Published 04/20/2016, 12:39 PM
Updated 04/20/2016, 01:04 PM
Gold gained 0.20 or 0.02% on Wednesday to close at $1,254.50 an ounce

Gold gained 0.20 or 0.02% on Wednesday to close at $1,254.50 an ounce

Investing.com -- Gold inched up in quiet, restrained trading as investors continued to await next week's interest rate decision by the Federal Reserve for further indications on the path of tightening the U.S. central bank will embark on for the remainder of 2016.

On the Comex division of the New York Mercantile Exchange, gold for June delivery traded in a tight range between $1,247.20 and $1,259.80 an ounce before settling at $1,254.50, up 0.20 or 0.02% on the day. With the slight gains, gold closed higher for the fourth consecutive session and the eighth time in the last 10 sessions. It came one day after the precious metal enjoyed its strongest one-day move in a month, while erasing all of its losses from last week's massive two-day sell-off. Gold is up nearly 19% since the start of the year and is on pace for one of its strongest opening halves in more than a decade.

Gold likely gained support at $1,063.20, the low from January 4 and was met with resistance at $1,280.70, the high from Mar. 11.

On Wednesday, gold closed within a tight trading band of 1% or less from its previous session's settlement level for the third time in the last four trading days. Barring unforeseen circumstances, analysts expect gold to remain in a holding pattern for the next several days ahead of the Federal Open Market Committee's (FOMC) interest rate decision on April 27. In each of its first two meetings this year, the FOMC has held its benchmark Federal Funds Rate steady at a targeted range between 0.25 and 0.50%.

While the FOMC is unexpected to raise short-term interest rates at next week's meeting, the Fed could provide clues on the timing of its next rate hike. Since the FOMC voted 9-1 in March to leave interest rates unchanged, several hawkish members have appeared to have broken ranks with Fed chair Janet Yellen, who has remained adamant that the Fed should proceed cautiously with further tightening. Though the FOMC estimated in December that it could raise short-term rates as much as four times this year, the Fed lowered the projections last month amid weak global economic and financial conditions.

Any rate hikes this year are viewed as bearish for gold which struggles to compete with high-yield bearing assets in rising rate environments.

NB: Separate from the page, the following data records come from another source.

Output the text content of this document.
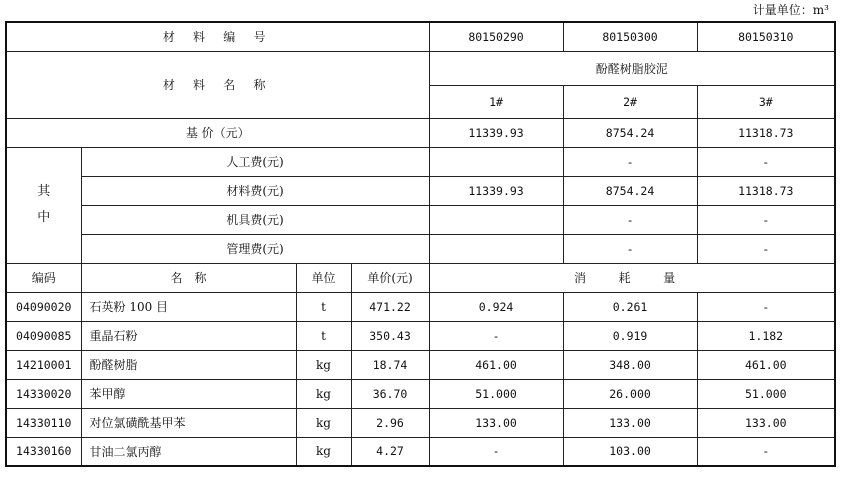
计量单位：m³
材 料 编 号				80150290	80150300	80150310
材 料 名 称				酚醛树脂胶泥		
				1#	2#	3#
基 价（元）				11339.93	8754.24	11318.73
其中	人工费(元)				-	-
	材料费(元)			11339.93	8754.24	11318.73
	机具费(元)				-	-
	管理费(元)				-	-
编码	名　称	单位	单价(元)	消 耗 量		
04090020	石英粉 100 目	t	471.22	0.924	0.261	-
04090085	重晶石粉	t	350.43	-	0.919	1.182
14210001	酚醛树脂	kg	18.74	461.00	348.00	461.00
14330020	苯甲醇	kg	36.70	51.000	26.000	51.000
14330110	对位氯磺酰基甲苯	kg	2.96	133.00	133.00	133.00
14330160	甘油二氯丙醇	kg	4.27	-	103.00	-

Gold leveled off after hitting session-highs in overnight, Asian trading. Investors in China continue to adjust to Tuesday's launch of the Shanghai Gold Fix, a twice-a-day price fixing mechanism at the world's largest physical gold exchange. The Shanghai Gold Exchange, which has listed more than 15 institutions as market makers for the fix, now sets two prices for gold in yuan-denominated terms each day.

"The Shanghai gold benchmark will provide a fair and tradable yuan-denominated gold fix price … will help improve yuan pricing mechanism and promote internationalization of the Chinese gold market,” said Pan Gongsheng, deputy governor of the People's Bank of China (PBOC).

China is the world's largest producer of gold and the world's second-largest consumer of the yellow metal.

The U.S. Dollar Index, which measures the strength of the greenback versus a basket of six other major currencies, rose more than 0.20% to an intraday high of 94.32. The index remains near eight-month lows. Dollar-denominated commodities such as gold become more expensive for foreign purchasers when the dollar appreciates.

Silver for May delivery surged to a fresh 11-month high at $17.255 an ounce, before falling back slightly to 17.145 at the close of trading.

Copper for May delivery gained 0.014 or 0.61% to close at $2.237 a pound.